Publié le 1 juin 2022 à 10h25

Pierre-Anthony Canovas    Temps de lecture 5 minutes

Plus de deux ans et demi après son adoption, la directive européenne relative à « une meilleure application et une modernisation des règles de l’Union en matière de protection des consommateurs » est en vigueur en France depuis le 28 mai. Elle vise notamment à lutter contre les faux avis et gonflements artificiels de prix à la veille de soldes mais les défis sont nombreux.

Luc Marie Augagneur & Jacqueline Brunelet, Cornet Vincent Segurel

Plus de transparence pour le consommateur, un meilleur encadrement des professionnels et des sanctions uniformisées à l’échelle de l’Europe en cas d’abus. Telles sont – entre autres – les ambitions de la directive dite « Omnibus » du Parlement européen et du Conseil du 27 novembre 2019, transposée en droit français par une ordonnance de décembre 2021 et désormais mise en œuvre dans l’Hexagone depuis fin mai.

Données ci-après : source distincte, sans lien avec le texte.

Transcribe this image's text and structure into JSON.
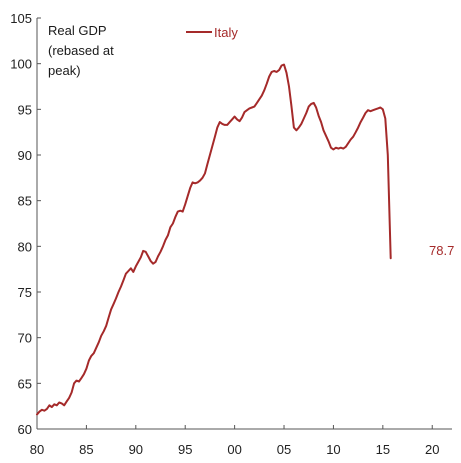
{
  "chart_data": {
    "type": "line",
    "ylabel": [
      "Real GDP",
      "(rebased at",
      "peak)"
    ],
    "xlim": [
      1980,
      2022
    ],
    "ylim": [
      60,
      105
    ],
    "x_ticks": [
      1980,
      1985,
      1990,
      1995,
      2000,
      2005,
      2010,
      2015,
      2020
    ],
    "x_tick_labels": [
      "80",
      "85",
      "90",
      "95",
      "00",
      "05",
      "10",
      "15",
      "20"
    ],
    "y_ticks": [
      60,
      65,
      70,
      75,
      80,
      85,
      90,
      95,
      100,
      105
    ],
    "y_tick_labels": [
      "60",
      "65",
      "70",
      "75",
      "80",
      "85",
      "90",
      "95",
      "100",
      "105"
    ],
    "grid": false,
    "legend_position": "top-center",
    "series": [
      {
        "name": "Italy",
        "color": "#a52a2a",
        "end_label": "78.7",
        "points": [
          [
            1980.0,
            61.6
          ],
          [
            1980.25,
            61.9
          ],
          [
            1980.5,
            62.1
          ],
          [
            1980.75,
            62.0
          ],
          [
            1981.0,
            62.2
          ],
          [
            1981.25,
            62.6
          ],
          [
            1981.5,
            62.4
          ],
          [
            1981.75,
            62.7
          ],
          [
            1982.0,
            62.6
          ],
          [
            1982.25,
            62.9
          ],
          [
            1982.5,
            62.8
          ],
          [
            1982.75,
            62.6
          ],
          [
            1983.0,
            63.0
          ],
          [
            1983.25,
            63.4
          ],
          [
            1983.5,
            64.0
          ],
          [
            1983.75,
            65.0
          ],
          [
            1984.0,
            65.3
          ],
          [
            1984.25,
            65.2
          ],
          [
            1984.5,
            65.6
          ],
          [
            1984.75,
            66.0
          ],
          [
            1985.0,
            66.6
          ],
          [
            1985.25,
            67.5
          ],
          [
            1985.5,
            68.0
          ],
          [
            1985.75,
            68.3
          ],
          [
            1986.0,
            68.9
          ],
          [
            1986.25,
            69.5
          ],
          [
            1986.5,
            70.2
          ],
          [
            1986.75,
            70.7
          ],
          [
            1987.0,
            71.3
          ],
          [
            1987.25,
            72.2
          ],
          [
            1987.5,
            73.1
          ],
          [
            1987.75,
            73.7
          ],
          [
            1988.0,
            74.3
          ],
          [
            1988.25,
            75.0
          ],
          [
            1988.5,
            75.6
          ],
          [
            1988.75,
            76.3
          ],
          [
            1989.0,
            77.0
          ],
          [
            1989.25,
            77.3
          ],
          [
            1989.5,
            77.6
          ],
          [
            1989.75,
            77.2
          ],
          [
            1990.0,
            77.8
          ],
          [
            1990.25,
            78.3
          ],
          [
            1990.5,
            78.8
          ],
          [
            1990.75,
            79.5
          ],
          [
            1991.0,
            79.4
          ],
          [
            1991.25,
            78.9
          ],
          [
            1991.5,
            78.4
          ],
          [
            1991.75,
            78.1
          ],
          [
            1992.0,
            78.3
          ],
          [
            1992.25,
            78.9
          ],
          [
            1992.5,
            79.4
          ],
          [
            1992.75,
            80.0
          ],
          [
            1993.0,
            80.7
          ],
          [
            1993.25,
            81.2
          ],
          [
            1993.5,
            82.1
          ],
          [
            1993.75,
            82.5
          ],
          [
            1994.0,
            83.2
          ],
          [
            1994.25,
            83.8
          ],
          [
            1994.5,
            83.9
          ],
          [
            1994.75,
            83.8
          ],
          [
            1995.0,
            84.6
          ],
          [
            1995.25,
            85.5
          ],
          [
            1995.5,
            86.4
          ],
          [
            1995.75,
            87.0
          ],
          [
            1996.0,
            86.9
          ],
          [
            1996.25,
            87.0
          ],
          [
            1996.5,
            87.2
          ],
          [
            1996.75,
            87.5
          ],
          [
            1997.0,
            88.0
          ],
          [
            1997.25,
            89.0
          ],
          [
            1997.5,
            90.0
          ],
          [
            1997.75,
            91.0
          ],
          [
            1998.0,
            92.0
          ],
          [
            1998.25,
            93.0
          ],
          [
            1998.5,
            93.6
          ],
          [
            1998.75,
            93.4
          ],
          [
            1999.0,
            93.3
          ],
          [
            1999.25,
            93.3
          ],
          [
            1999.5,
            93.6
          ],
          [
            1999.75,
            93.9
          ],
          [
            2000.0,
            94.2
          ],
          [
            2000.25,
            93.9
          ],
          [
            2000.5,
            93.7
          ],
          [
            2000.75,
            94.1
          ],
          [
            2001.0,
            94.7
          ],
          [
            2001.25,
            94.9
          ],
          [
            2001.5,
            95.1
          ],
          [
            2001.75,
            95.2
          ],
          [
            2002.0,
            95.3
          ],
          [
            2002.25,
            95.7
          ],
          [
            2002.5,
            96.1
          ],
          [
            2002.75,
            96.5
          ],
          [
            2003.0,
            97.1
          ],
          [
            2003.25,
            97.8
          ],
          [
            2003.5,
            98.6
          ],
          [
            2003.75,
            99.1
          ],
          [
            2004.0,
            99.2
          ],
          [
            2004.25,
            99.1
          ],
          [
            2004.5,
            99.3
          ],
          [
            2004.75,
            99.8
          ],
          [
            2005.0,
            99.9
          ],
          [
            2005.25,
            99.0
          ],
          [
            2005.5,
            97.5
          ],
          [
            2005.75,
            95.4
          ],
          [
            2006.0,
            93.0
          ],
          [
            2006.25,
            92.7
          ],
          [
            2006.5,
            93.0
          ],
          [
            2006.75,
            93.4
          ],
          [
            2007.0,
            94.0
          ],
          [
            2007.25,
            94.6
          ],
          [
            2007.5,
            95.3
          ],
          [
            2007.75,
            95.6
          ],
          [
            2008.0,
            95.7
          ],
          [
            2008.25,
            95.2
          ],
          [
            2008.5,
            94.3
          ],
          [
            2008.75,
            93.6
          ],
          [
            2009.0,
            92.7
          ],
          [
            2009.25,
            92.1
          ],
          [
            2009.5,
            91.5
          ],
          [
            2009.75,
            90.8
          ],
          [
            2010.0,
            90.6
          ],
          [
            2010.25,
            90.8
          ],
          [
            2010.5,
            90.7
          ],
          [
            2010.75,
            90.8
          ],
          [
            2011.0,
            90.7
          ],
          [
            2011.25,
            90.9
          ],
          [
            2011.5,
            91.3
          ],
          [
            2011.75,
            91.7
          ],
          [
            2012.0,
            92.0
          ],
          [
            2012.25,
            92.5
          ],
          [
            2012.5,
            93.0
          ],
          [
            2012.75,
            93.6
          ],
          [
            2013.0,
            94.1
          ],
          [
            2013.25,
            94.6
          ],
          [
            2013.5,
            94.9
          ],
          [
            2013.75,
            94.8
          ],
          [
            2014.0,
            94.9
          ],
          [
            2014.25,
            95.0
          ],
          [
            2014.5,
            95.1
          ],
          [
            2014.75,
            95.2
          ],
          [
            2015.0,
            95.0
          ],
          [
            2015.25,
            94.0
          ],
          [
            2015.5,
            90.0
          ],
          [
            2015.8,
            78.7
          ]
        ]
      }
    ]
  }
}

La chasse aux faux avis et aux prix artificiellement gonflés

Parmi les principales avancées figure un encadrement renforcé autour des réductions de prix. En d’autres termes, il s’agit de mettre fin à la pratique qui consistait à baisser à l’occasion de soldes un prix… qui avait été discrètement augmenté à la veille d’opérations spéciales. « Par certains aspects, cette directive n’est pas à proprement une révolution, mais plutôt un retour à une certaine orthodoxie. C’est le cas pour les prix de référence sur lesquels sont calculés les pourcentages promotionnels qui devront à nouveau correspondre (sauf exception) au prix le plus bas pratiqué au cours des 30 derniers jours. Cela risque de perturber les opérateurs d’e-commerce qui ne l’ont pas bien anticipé », analyse Luc Marie Augagneur, associé chez Cornet Vincent Segurel.

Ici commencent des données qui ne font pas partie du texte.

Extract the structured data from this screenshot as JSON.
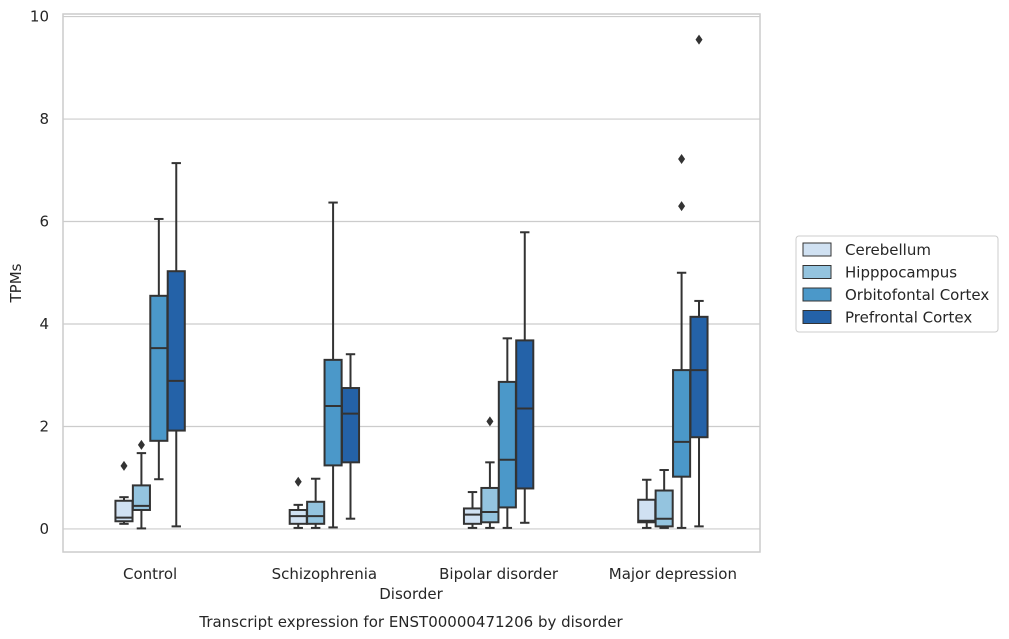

« Omnibus » entend par ailleurs lutter contre les faux avis sur les sites, une pratique au fort pouvoir réputationnel qui se multiplie depuis des années. Plus largement, la directive vise à mieux faire connaître la qualité de professionnel – ou non – du vendeur à l’acheteur potentiel mais aussi, de façon plus marginale, à empêcher le démarchage non sollicité à domicile. « A quelques exceptions près, la colonne vertébrale de cette directive est véritablement celle d’une plus grande transparence pour le consommateur destinée à garantir de bonnes pratiques », détaille sa consœur de Cornet Vincent Segurel Jacqueline Brunelet. La juriste souligne le risque d’une information foisonnante qui pourrait finalement noyer le consommateur. « L’accumulation d’informations n’est pas nécessairement une garantie d’effectivité des droits », précise-t-elle.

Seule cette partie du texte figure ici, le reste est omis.